ブッダのお弟子さん にっぽん哀楽遊行 タイ発――奈良や京都へ〈影〉ふたつ…笹倉明著
タイ・チェンマイの古寺にて67歳で出家した直木賞作家が、その1年後の2017年春と18年秋の2回、寺の副住職と連れ立って日本を旅した記録が収められている。
「失敗や間違いの多かった人生に、その終盤に、生半可ではない決意が私には必要だった」とあるように、著者は学生時代に音楽や演劇、ボウリングのプロを目指したり、小説家を志したりしたが、なかなかペンでは食べていけず苦労した。直木賞を受賞するも妻と子ども3人とは別居し、別の女性との間に息子が生まれる。その息子を溺愛してゴルフを習わせ豪州留学までさせるが、プロ資格を競うトーナメントで息子は「わざと失敗」して道をそれる。一念発起した著者は息子に自省を促すべく、シニアのプロに挑戦しようとゴルフに打ち込むが、息子が著者のクレジットカードを使って預金のほぼ全額を引き出してしまう事件が起きる。「無一文」となり、これが出家の決心につながった。
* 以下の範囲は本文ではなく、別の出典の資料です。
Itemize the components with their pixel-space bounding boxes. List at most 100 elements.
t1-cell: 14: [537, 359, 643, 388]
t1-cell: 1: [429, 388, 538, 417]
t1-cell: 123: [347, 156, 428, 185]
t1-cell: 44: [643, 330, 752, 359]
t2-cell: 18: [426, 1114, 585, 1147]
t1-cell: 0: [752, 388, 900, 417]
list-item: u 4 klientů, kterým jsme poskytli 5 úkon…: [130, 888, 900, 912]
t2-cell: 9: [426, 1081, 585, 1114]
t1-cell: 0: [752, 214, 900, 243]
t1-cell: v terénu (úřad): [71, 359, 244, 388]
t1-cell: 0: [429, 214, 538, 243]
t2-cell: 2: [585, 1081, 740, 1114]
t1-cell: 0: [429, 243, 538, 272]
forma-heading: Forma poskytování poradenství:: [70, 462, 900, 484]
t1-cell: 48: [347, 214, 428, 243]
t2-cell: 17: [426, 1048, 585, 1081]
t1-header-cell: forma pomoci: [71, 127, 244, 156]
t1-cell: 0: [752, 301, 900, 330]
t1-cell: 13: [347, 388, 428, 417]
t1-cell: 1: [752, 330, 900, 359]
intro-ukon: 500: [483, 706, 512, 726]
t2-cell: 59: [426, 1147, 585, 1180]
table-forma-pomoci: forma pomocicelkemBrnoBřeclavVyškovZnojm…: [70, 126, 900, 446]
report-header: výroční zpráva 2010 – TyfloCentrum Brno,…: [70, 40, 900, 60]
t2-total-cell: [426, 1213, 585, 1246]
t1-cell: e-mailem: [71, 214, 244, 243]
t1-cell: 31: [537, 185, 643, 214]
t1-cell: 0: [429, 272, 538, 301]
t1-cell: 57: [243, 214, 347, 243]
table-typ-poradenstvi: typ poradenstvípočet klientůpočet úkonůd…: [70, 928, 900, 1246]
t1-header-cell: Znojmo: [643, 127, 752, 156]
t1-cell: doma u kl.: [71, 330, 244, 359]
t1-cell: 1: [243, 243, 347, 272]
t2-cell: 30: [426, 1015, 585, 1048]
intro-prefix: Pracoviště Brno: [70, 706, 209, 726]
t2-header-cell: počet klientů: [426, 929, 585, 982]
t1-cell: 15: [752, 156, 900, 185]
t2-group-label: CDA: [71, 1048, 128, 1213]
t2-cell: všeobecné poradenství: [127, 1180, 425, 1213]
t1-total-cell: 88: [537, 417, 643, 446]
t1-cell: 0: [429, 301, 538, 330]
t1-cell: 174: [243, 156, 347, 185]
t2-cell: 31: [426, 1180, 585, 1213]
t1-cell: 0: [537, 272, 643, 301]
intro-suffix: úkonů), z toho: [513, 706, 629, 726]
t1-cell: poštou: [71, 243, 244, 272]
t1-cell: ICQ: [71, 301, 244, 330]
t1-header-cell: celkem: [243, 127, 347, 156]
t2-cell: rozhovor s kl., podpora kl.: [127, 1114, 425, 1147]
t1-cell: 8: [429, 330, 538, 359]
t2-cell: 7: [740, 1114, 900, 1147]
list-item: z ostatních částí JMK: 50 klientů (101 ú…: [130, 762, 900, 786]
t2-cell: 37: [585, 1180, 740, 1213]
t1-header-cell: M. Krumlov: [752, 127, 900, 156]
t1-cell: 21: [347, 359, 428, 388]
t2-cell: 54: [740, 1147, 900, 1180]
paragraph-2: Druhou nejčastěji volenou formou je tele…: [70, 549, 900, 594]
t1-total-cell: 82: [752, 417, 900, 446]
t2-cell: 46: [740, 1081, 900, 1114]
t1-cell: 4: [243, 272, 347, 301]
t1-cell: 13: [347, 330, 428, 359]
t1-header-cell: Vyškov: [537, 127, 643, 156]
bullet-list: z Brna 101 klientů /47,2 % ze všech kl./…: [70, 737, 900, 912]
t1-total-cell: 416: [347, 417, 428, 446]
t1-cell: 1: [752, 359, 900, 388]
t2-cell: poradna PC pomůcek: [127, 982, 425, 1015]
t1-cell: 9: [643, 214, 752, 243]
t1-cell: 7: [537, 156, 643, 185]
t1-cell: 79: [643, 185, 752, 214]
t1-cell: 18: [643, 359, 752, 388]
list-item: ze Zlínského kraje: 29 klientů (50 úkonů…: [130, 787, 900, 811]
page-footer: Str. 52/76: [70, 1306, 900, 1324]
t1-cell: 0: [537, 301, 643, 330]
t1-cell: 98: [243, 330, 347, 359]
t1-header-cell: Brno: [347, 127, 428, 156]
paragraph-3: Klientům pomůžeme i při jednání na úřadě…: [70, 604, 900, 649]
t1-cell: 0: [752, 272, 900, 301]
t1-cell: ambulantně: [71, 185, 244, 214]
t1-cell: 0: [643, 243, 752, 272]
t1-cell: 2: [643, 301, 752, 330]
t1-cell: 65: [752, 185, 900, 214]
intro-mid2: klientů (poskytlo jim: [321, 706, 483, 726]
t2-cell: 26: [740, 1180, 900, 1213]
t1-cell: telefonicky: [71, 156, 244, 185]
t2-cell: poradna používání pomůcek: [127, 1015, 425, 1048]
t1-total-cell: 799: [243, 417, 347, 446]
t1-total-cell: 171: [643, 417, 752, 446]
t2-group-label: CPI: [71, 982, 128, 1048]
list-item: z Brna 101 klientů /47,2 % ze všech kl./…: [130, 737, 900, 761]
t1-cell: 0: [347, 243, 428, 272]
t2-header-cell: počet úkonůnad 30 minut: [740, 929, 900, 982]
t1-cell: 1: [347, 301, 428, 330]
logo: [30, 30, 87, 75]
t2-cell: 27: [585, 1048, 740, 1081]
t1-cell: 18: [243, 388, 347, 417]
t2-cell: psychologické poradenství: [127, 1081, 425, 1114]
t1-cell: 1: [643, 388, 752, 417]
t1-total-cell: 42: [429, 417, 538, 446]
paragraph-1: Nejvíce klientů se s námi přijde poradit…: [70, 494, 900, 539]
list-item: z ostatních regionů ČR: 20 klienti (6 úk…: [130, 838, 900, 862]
アーチャーラ・コーチャラ(僧の行儀作法と戒に沿った正しい行動)を守るテーラワーダ僧として生きる著者は、旅の最後に、出家前まで暮らしたバンコクに立ち寄って托鉢をする。数年ぶりに会う知り合いたちが目を潤ませ祝福する様子に感銘を受け、過去の不善を善で埋めて生きていく決意を新たにする。
定価1980円、佼成出版社(電話03・5385・2323)刊。